There were some changes that may spur legitimate debate inside of Poland. We understand this, but two of the three Ministers replaced (Minister of the Environment Jan Szyszko and Defense Minister Antoni Macierewicz) were not primarily involved with the two main disagreements between Poland and Brussels.
Additionally, Interior Minister Mariusz Błaszczak will replace Macierewicz at Defense. As Minister of the Interior, Blaszczak was a staunch and very outspoken opponent of relocation quotas and the migration policies of Brussels and Western Europe. Blaszczak was direct and blunt, and certainly not “charming” to the leaders of the EU.
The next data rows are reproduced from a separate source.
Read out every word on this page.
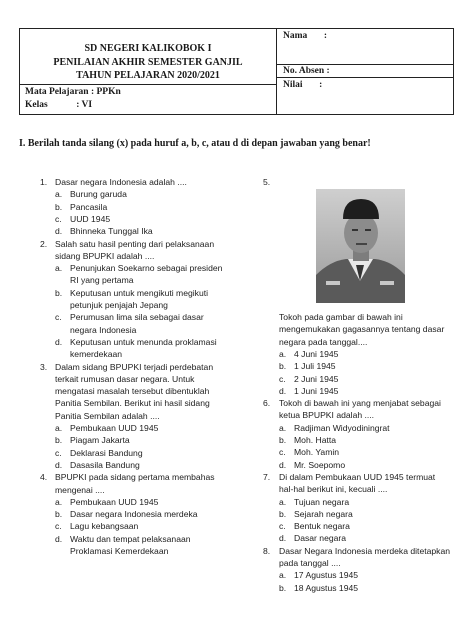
SD NEGERI KALIKOBOK I
PENILAIAN AKHIR SEMESTER GANJIL
TAHUN PELAJARAN 2020/2021
Mata Pelajaran : PPKn
Kelas            : VI
Nama       :
No. Absen :
Nilai       :
I. Berilah tanda silang (x) pada huruf a, b, c, atau d di depan jawaban yang benar!
1. Dasar negara Indonesia adalah ....
a. Burung garuda
b. Pancasila
c. UUD 1945
d. Bhinneka Tunggal Ika
2. Salah satu hasil penting dari pelaksanaan
sidang BPUPKI adalah ....
a. Penunjukan Soekarno sebagai presiden
RI yang pertama
b. Keputusan untuk mengikuti megikuti
petunjuk penjajah Jepang
c. Perumusan lima sila sebagai dasar
negara Indonesia
d. Keputusan untuk menunda proklamasi
kemerdekaan
3. Dalam sidang BPUPKI terjadi perdebatan
terkait rumusan dasar negara. Untuk
mengatasi masalah tersebut dibentuklah
Panitia Sembilan. Berikut ini hasil sidang
Panitia Sembilan adalah ....
a. Pembukaan UUD 1945
b. Piagam Jakarta
c. Deklarasi Bandung
d. Dasasila Bandung
4. BPUPKI pada sidang pertama membahas
mengenai ....
a. Pembukaan UUD 1945
b. Dasar negara Indonesia merdeka
c. Lagu kebangsaan
d. Waktu dan tempat pelaksanaan
Proklamasi Kemerdekaan
5.
Tokoh pada gambar di bawah ini
mengemukakan gagasannya tentang dasar
negara pada tanggal....
a. 4 Juni 1945
b. 1 Juli 1945
c. 2 Juni 1945
d. 1 Juni 1945
6. Tokoh di bawah ini yang menjabat sebagai
ketua BPUPKI adalah ....
a. Radjiman Widyodiningrat
b. Moh. Hatta
c. Moh. Yamin
d. Mr. Soepomo
7. Di dalam Pembukaan UUD 1945 termuat
hal-hal berikut ini, kecuali ....
a. Tujuan negara
b. Sejarah negara
c. Bentuk negara
d. Dasar negara
8. Dasar Negara Indonesia merdeka ditetapkan
pada tanggal ....
a. 17 Agustus 1945
b. 18 Agustus 1945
The third person out was Minister of Foreign Affairs, Witold Waszczykowski, who was rumored to be replaced for some time now. We liked Waszczykowski and believed he performed well, but others claimed he was clumsy. His replacement Jacek Czaputowicz, who was Secretary of State, may not be as colorful but certainly is not expected to push for any radical changes to the current agenda.
Also, Zbigniew Tadeusz Ziobro will remain as Minister of Justice. Ziobro is not exactly a “sweet talker” but a tough realist who said the EU clash over Article 7 would end in the commission backing down and Poland being taken more seriously in the future.
“Poland is one of the largest EU countries and we expect to be treated with respect, not like some messenger boy,” he said. These are not the words of a Minister who will be looking to appease Brussels regarding Article 7.
As usual, one must ignore the noise of the anti-Visegrad, pro-Berlin network of “think tanks” and periodicals, which seek to create environments and false divisions which simply do not exist. They have a right to express their opinions, but they also receive their funding from someone.
The PiS is not trying to earn “blue and gold” stars from the EU; they are seeking to strengthen Poland’s foundation and core values as they continue to emerge as a major political and economic force in Europe. Poland will not back down from the main battles with Brussels over migrant quotas, national sovereignty and issues regarding Article 7.
We believe the government of Poland and the PiS are making bold changes to strengthen their position and to build upon the strong foundation established under the leadership of Beata Szydlo. They have a long-term vision that focuses on strengthening their economy, while protecting their people, culture and way of life.
The government of Poland will certainly work with the leaders of the EU when merited, but they will defend their nation and sovereignty when challenged by Brussels.
Poland is a large and great nation. Unlike others, they do not talk about values, they live the core values Europe was built and founded upon.
Brussels will just have to get used to a strong and confident Poland that will help define Europe in the coming decades.